7 Reasons I’d Give Boyhood the Oscar for Best Picture

2014 Boyhood drama film

2014 Boyhood drama film

It’s a great year for film. Think Benedict Cumberbatch in the Imitation Game; Julianne Moore’s acting in the weep-a-thon that was Still Alice. The brilliant Selma and Birdman for everything. But it was Boyhood that stole my heart.

Richard Linklater’s story of a boy growing up before our eyes was filmed annually, a few weeks at a time, over a 12-year period. In our immediate gratification world, the fact that Linklater’s actors, his backers, his team were willing to commit like that — that’s special. As a creative (and risky) venture, Boyhood gets 5 stars.

But honestly, I didn’t fall for a process. I fell for a story. Here’s seven reasons why Boyhood is my pick for Oscar’s best picture (spoiler alert, will reference specific scenes):

  1. Boyhood didn’t try to push our emotional buttons. A whole host of movies do that to you; the grief and agony and joy are signaled loud and clear (cue tragic music, long tortured stares into the abyss). There was none of that in Boyhood. It was the quiet unfolding of a boy’s story to be taken as you would.

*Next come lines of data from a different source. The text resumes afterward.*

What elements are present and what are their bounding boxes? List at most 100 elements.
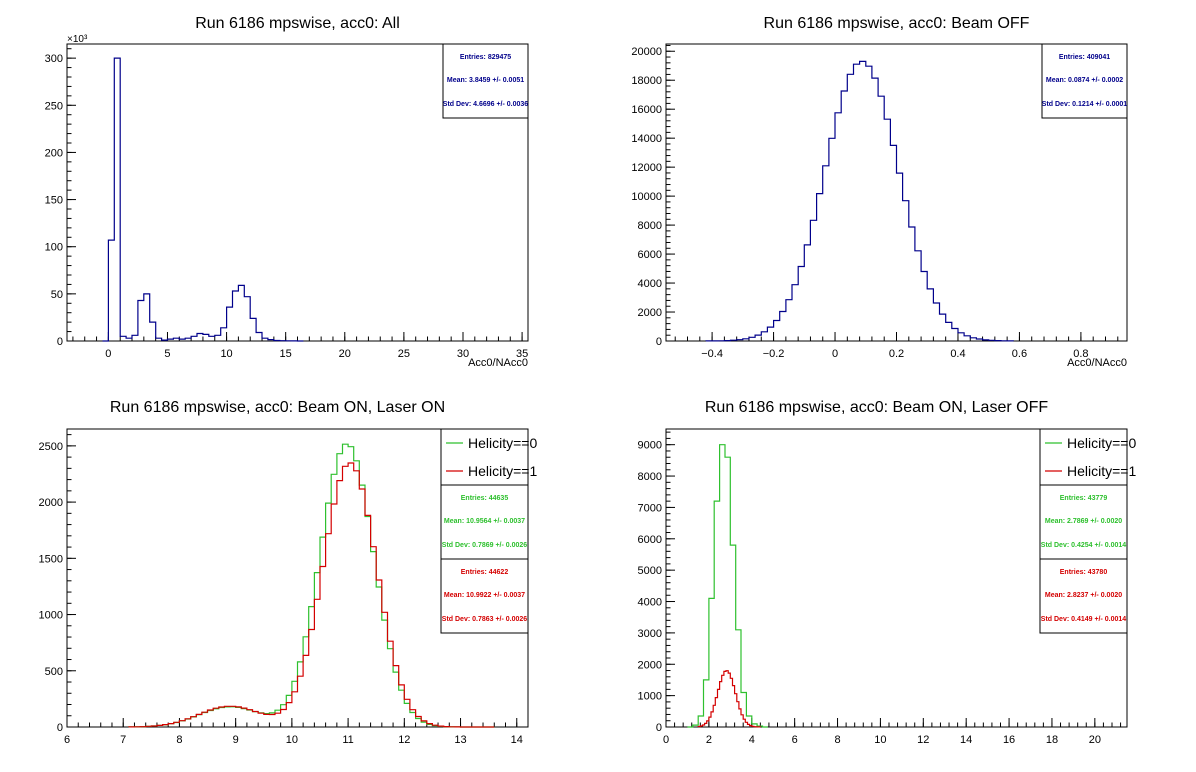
legend-label: Helicity==1 xyxy=(1067,463,1136,479)
y-tick-label: 16000 xyxy=(631,104,662,116)
x-tick-label: 20 xyxy=(339,348,351,360)
y-tick-label: 2000 xyxy=(638,307,662,319)
stats-mean: Mean: 3.8459 +/- 0.0051 xyxy=(447,77,524,84)
y-tick-label: 2000 xyxy=(638,659,662,671)
y-tick-label: 14000 xyxy=(631,133,662,145)
stats-box xyxy=(1041,43,1128,119)
histogram-series-1 xyxy=(102,57,304,342)
x-tick-label: 12 xyxy=(917,734,929,746)
y-tick-label: 10000 xyxy=(631,191,662,203)
histogram-series-1 xyxy=(128,443,495,728)
y-tick-label: 2000 xyxy=(39,497,63,509)
y-multiplier-label: ×10³ xyxy=(67,34,88,45)
y-tick-label: 3000 xyxy=(638,628,662,640)
y-tick-label: 9000 xyxy=(638,440,662,452)
x-tick-label: 16 xyxy=(1003,734,1015,746)
stats-entries: Entries: 829475 xyxy=(460,54,511,61)
stats-box xyxy=(442,43,529,119)
x-tick-label: 14 xyxy=(511,734,523,746)
x-tick-label: 4 xyxy=(749,734,755,746)
stats-mean: Mean: 10.9564 +/- 0.0037 xyxy=(444,518,525,525)
histogram-series-1 xyxy=(687,444,768,728)
x-tick-label: 7 xyxy=(120,734,126,746)
histogram-panel-1: Run 6186 mpswise, acc0: All 0 5 10 15 20 25 30 3… xyxy=(45,15,529,369)
stats-std: Std Dev: 0.4254 +/- 0.0014 xyxy=(1041,542,1127,549)
x-tick-label: 6 xyxy=(792,734,798,746)
histogram-series-2 xyxy=(128,462,495,728)
x-tick-label: 2 xyxy=(706,734,712,746)
x-tick-label: 10 xyxy=(286,734,298,746)
y-tick-label: 1000 xyxy=(39,610,63,622)
panel-title: Run 6186 mpswise, acc0: Beam ON, Laser O… xyxy=(110,399,445,416)
x-tick-label: 0.2 xyxy=(889,348,904,360)
y-tick-label: 50 xyxy=(51,289,63,301)
x-tick-label: 14 xyxy=(960,734,972,746)
x-tick-label: 11 xyxy=(342,734,353,746)
stats-std: Std Dev: 0.7869 +/- 0.0026 xyxy=(442,542,528,549)
y-tick-label: 7000 xyxy=(638,502,662,514)
y-tick-label: 1500 xyxy=(39,553,63,565)
legend-label: Helicity==0 xyxy=(468,435,537,451)
stats-box xyxy=(440,558,529,634)
histogram-panel-3: Run 6186 mpswise, acc0: Beam ON, Laser O… xyxy=(39,399,538,746)
x-tick-label: −0.2 xyxy=(763,348,785,360)
y-tick-label: 4000 xyxy=(638,278,662,290)
x-tick-label: 0.8 xyxy=(1073,348,1088,360)
y-tick-label: 0 xyxy=(57,336,63,348)
y-tick-label: 200 xyxy=(45,147,63,159)
stats-box xyxy=(440,484,529,560)
histogram-series-2 xyxy=(697,670,761,728)
y-tick-label: 250 xyxy=(45,100,63,112)
stats-mean: Mean: 2.7869 +/- 0.0020 xyxy=(1045,518,1122,525)
stats-box xyxy=(1039,484,1128,560)
y-tick-label: 2500 xyxy=(39,441,63,453)
x-tick-label: 0 xyxy=(105,348,111,360)
stats-entries: Entries: 43780 xyxy=(1060,569,1108,576)
y-tick-label: 8000 xyxy=(638,471,662,483)
histogram-series-1 xyxy=(705,60,1014,342)
stats-std: Std Dev: 4.6696 +/- 0.0036 xyxy=(443,101,529,108)
y-tick-label: 20000 xyxy=(631,46,662,58)
x-tick-label: 25 xyxy=(398,348,410,360)
x-tick-label: 13 xyxy=(454,734,466,746)
x-tick-label: 8 xyxy=(176,734,182,746)
y-tick-label: 1000 xyxy=(638,691,662,703)
stats-std: Std Dev: 0.7863 +/- 0.0026 xyxy=(442,616,528,623)
x-axis-label: Acc0/NAcc0 xyxy=(468,357,528,369)
x-tick-label: 0.4 xyxy=(950,348,965,360)
x-tick-label: 0 xyxy=(663,734,669,746)
panel-title: Run 6186 mpswise, acc0: All xyxy=(195,15,400,32)
legend-box xyxy=(1039,428,1128,486)
legend-label: Helicity==1 xyxy=(468,463,537,479)
x-tick-label: 12 xyxy=(398,734,410,746)
legend-label: Helicity==0 xyxy=(1067,435,1136,451)
y-tick-label: 300 xyxy=(45,53,63,65)
x-tick-label: 0 xyxy=(832,348,838,360)
x-tick-label: 9 xyxy=(233,734,239,746)
x-axis-label: Acc0/NAcc0 xyxy=(1067,357,1127,369)
stats-entries: Entries: 409041 xyxy=(1059,54,1110,61)
y-tick-label: 5000 xyxy=(638,565,662,577)
y-tick-label: 500 xyxy=(45,666,63,678)
y-tick-label: 18000 xyxy=(631,75,662,87)
stats-mean: Mean: 0.0874 +/- 0.0002 xyxy=(1046,77,1123,84)
x-tick-label: 6 xyxy=(64,734,70,746)
x-tick-label: −0.4 xyxy=(701,348,723,360)
histogram-panel-2: Run 6186 mpswise, acc0: Beam OFF −0.4 −0.2… xyxy=(631,15,1128,369)
x-tick-label: 8 xyxy=(834,734,840,746)
x-tick-label: 0.6 xyxy=(1012,348,1027,360)
y-tick-label: 6000 xyxy=(638,249,662,261)
y-tick-label: 0 xyxy=(57,722,63,734)
y-tick-label: 4000 xyxy=(638,597,662,609)
x-tick-label: 20 xyxy=(1089,734,1101,746)
y-tick-label: 6000 xyxy=(638,534,662,546)
y-tick-label: 150 xyxy=(45,195,63,207)
y-tick-label: 0 xyxy=(656,722,662,734)
x-tick-label: 30 xyxy=(457,348,469,360)
x-tick-label: 35 xyxy=(516,348,528,360)
stats-mean: Mean: 10.9922 +/- 0.0037 xyxy=(444,592,525,599)
legend-box xyxy=(440,428,529,486)
x-tick-label: 15 xyxy=(280,348,292,360)
stats-entries: Entries: 43779 xyxy=(1060,495,1108,502)
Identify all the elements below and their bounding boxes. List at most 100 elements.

  2. Those early childhood scenes slayed me, perhaps because they were me. If you’re lucky, your first encounter with death will be coming upon the still form of a lifeless wild creature. But just because you’re strangers doesn’t make it any less momentous. Mason found a dead bird; for me it was a dead squirrel. (I still remember where we buried our squirrel, in the alley behind Sarah B’s house. We said a “Hail Mary” and were surprised at the adults’ reaction. We thought they of all people would understand the need for ritual.) And then there’s the kid who bikes after Mason’s car, when he’s moving that first time. I’ve been that kid. Linklater nailed a child’s unspoken heartache with one glance from a moving car at the figure left behind.

  3. The film reminds us how arbitrary adult decisions can seem to a child. How basic evidence goes ignored. How strange and incomprehensible we grown-ups are, sometimes. We forget that sometimes. It’s good to remember. Especially if you’re a parent, a teacher, someone who’s around kids a lot. To little ones, we’re all powerful, even if we don’t feel that way in real life.

  4. Mason’s parents were as real as it gets. Remember the conversation in the car when the kids call their dad out on his lame questions? Brilliant on all fronts (Because there’s no better way to build trust with your kid then admitting when you’re wrong). And Patricia Arquette, how tired she looked sometimes, working hard and studying for that better life. That’s a big old chunk of motherhood. She was imperfect and snappish and she loved her kids. Um, get that.

  5. There was a gun scene and it was actually kind of tender and while I really, really don’t like guns, it shone another light on a gun culture I know very little about. In the scene, Mason’s step-grandfather gives him a gun for his birthday and you can tell the older man is sharing something treasured. I didn’t identify with the scene or the hunting that followed. But the film gave me a glimpse of why some do.

  6. This film celebrates all kinds of ways to go to college. Mason’s mother makes some seriously bad choices, but going back to school is one of her best. And later, her off-handed complement sends a laborer to his community college, and next we see him he’s in management. I wondered too, if Linklater was making a small but careful statement about when and why we go to college. Mason and his sister expect to go; we see them enjoying the social side. Mason’s mother and the laborer go because they understand it can change their lives. They know the alternative.

  7. Finally: the film itself felt as real as… well, real life. Maybe more so. Bear with me. In his book The Night of the Gun, the late, great David Carr writes about the faultiness of memory; that “it is the memory we are recalling when we speak, not the event… people can remember what they can live with more often than how they lived.” In Linklater’s film, we got to see how a boy lived. It felt as though we were there with Mason in real time: there through the ugliness of life with a controlling alcoholic, the bravado needed to survive early teen-hood, the heartache of a first breakup. It was as intimate as a film can be. Yes, I know Boyhood was fiction. But fiction must ring true for us to believe it and in Boyhood, there was not a single false moment. It was Mason’s story, unvarnished, ours for the watching.

Some people complain that nothing happened in Boyhood. You guys. A boy grew up and we got to see it. What could be more stunning than that?